California Watch: Bill Seeks To Bring Down Patient Costs For Cancer Pills
(Robert) Adler, of Laguna Hills, said friends and family helped him come up with more than $42,000 for the Revlimid pills he needed for a course of treatment. But he plans to travel to Sacramento on June 27 to testify in favor of a bill that would make the cost of anti-cancer pills similar to the cost of IV therapy. … Assemblyman Henry T. Perea, D-Fresno, introduced the bill after talking to cancer patients and their families at the infusion center where his mother was receiving intravenous therapy for lung cancer (Jewett, 6/15).

Des Moines Register: Branstad Appoints Insurance Regulator
A Des Moines insurance executive will become the state's top insurance regulator, Gov. Terry Branstad announced Thursday. … [Nick Gerhart] said the division's challenges include dealing with big changes in the health insurance industry. He predicted that at least part of President Barack Obama's health reform law will survive a U.S. Supreme Court decision expected to be released this month. He said the division probably would be heavily involved in implementing the part calling for health insurance exchanges, computerized systems that would help consumers and small businesses compare and purchase policies (Leys, 6/14).

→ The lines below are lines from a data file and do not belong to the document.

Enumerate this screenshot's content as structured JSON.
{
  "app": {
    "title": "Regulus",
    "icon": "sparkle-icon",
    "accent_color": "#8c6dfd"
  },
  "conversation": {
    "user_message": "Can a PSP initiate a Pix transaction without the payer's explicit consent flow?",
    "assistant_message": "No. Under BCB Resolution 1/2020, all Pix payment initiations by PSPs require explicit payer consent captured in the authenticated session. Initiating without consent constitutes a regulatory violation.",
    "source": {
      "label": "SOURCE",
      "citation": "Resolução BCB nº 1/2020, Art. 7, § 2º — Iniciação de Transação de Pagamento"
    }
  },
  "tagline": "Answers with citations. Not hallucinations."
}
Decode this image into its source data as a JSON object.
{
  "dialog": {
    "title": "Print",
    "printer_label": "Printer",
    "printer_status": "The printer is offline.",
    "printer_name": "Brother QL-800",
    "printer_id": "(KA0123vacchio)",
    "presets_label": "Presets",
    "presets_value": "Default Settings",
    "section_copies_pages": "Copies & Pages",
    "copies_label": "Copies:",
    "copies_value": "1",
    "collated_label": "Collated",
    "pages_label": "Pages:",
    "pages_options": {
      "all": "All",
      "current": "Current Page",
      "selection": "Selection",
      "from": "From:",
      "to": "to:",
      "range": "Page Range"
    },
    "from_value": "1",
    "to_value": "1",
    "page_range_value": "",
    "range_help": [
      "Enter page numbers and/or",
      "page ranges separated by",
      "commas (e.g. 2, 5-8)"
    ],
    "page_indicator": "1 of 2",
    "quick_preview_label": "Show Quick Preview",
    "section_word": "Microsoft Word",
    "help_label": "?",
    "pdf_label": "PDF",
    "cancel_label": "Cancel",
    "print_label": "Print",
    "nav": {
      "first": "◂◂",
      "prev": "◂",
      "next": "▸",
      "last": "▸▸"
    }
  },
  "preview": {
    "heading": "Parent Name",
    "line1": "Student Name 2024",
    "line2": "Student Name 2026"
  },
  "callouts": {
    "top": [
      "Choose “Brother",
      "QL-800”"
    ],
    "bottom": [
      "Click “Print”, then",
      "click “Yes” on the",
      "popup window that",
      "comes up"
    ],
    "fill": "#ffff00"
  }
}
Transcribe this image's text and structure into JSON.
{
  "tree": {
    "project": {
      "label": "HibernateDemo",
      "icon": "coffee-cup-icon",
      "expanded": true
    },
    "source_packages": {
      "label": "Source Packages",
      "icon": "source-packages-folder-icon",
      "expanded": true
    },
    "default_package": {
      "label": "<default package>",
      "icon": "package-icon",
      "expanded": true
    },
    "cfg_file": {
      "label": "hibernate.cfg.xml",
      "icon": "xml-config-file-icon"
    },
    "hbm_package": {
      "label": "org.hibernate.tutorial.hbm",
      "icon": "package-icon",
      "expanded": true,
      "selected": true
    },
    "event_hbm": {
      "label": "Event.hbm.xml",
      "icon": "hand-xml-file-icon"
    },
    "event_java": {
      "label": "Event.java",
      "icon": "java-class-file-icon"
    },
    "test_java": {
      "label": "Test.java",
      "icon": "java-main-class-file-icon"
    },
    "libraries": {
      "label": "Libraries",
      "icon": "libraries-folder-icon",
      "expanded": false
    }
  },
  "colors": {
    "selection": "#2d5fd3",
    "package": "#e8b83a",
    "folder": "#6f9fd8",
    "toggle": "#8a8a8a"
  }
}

Georgia Health News: Signs Of Progress In A Long, Tough Fight
Optimism on obesity? Many of us know the basics of the problem: Two-thirds of U.S. adults are overweight or obese. Georgia has the second-highest childhood obesity rate in the nation. The associated health care costs are staggering, and they're on the rise. … But Dr. William Dietz, director of the Division of Nutrition, Physical Activity and Obesity at the CDC, told an Atlanta audience Wednesday that he sees hopeful trends on the issue, including in Georgia (Miller, 6/14).

Richmond Times-Dispatch: State Board Of Health To Vote On Abortion Clinic Regulations
The Virginia Board of Health today is expected to vote to adopt permanent regulations that would impose hospital-level building and operating requirements on health clinics that perform abortions in Virginia. If passed, the regulations go through a public comment period before coming before Gov. Bob McDonnell for final approval. Critics of the regulations say they would make Virginia among the most restrictive and costly places in the country for women to legally obtain an abortion, and could force the closure of a number of the state's 20 providers (Nolan, 6/15).

Detroit Free Press: A Controversy Is Born After 2 Michigan Lawmakers' Comments In Abortion Debate
(State Reps. Lisa) Brown and (Barb) Byrum were told they wouldn't be recognized to speak because of comments they made Wednesday during the emotional abortion-rights debate. Brown found out when she tried to speak on a bill that would change retirement benefits on teachers. Byrum wanted to introduce a group of visitors from her district who were watching the session. She was told she couldn't speak. What did Brown and Byrum do to warrant the silent treatment? Brown, who voted against the abortion regulations, told supporters of the bill: "I'm flattered you're all so interested in my vagina. But no means no," referencing the proposal (Gray, 6/15).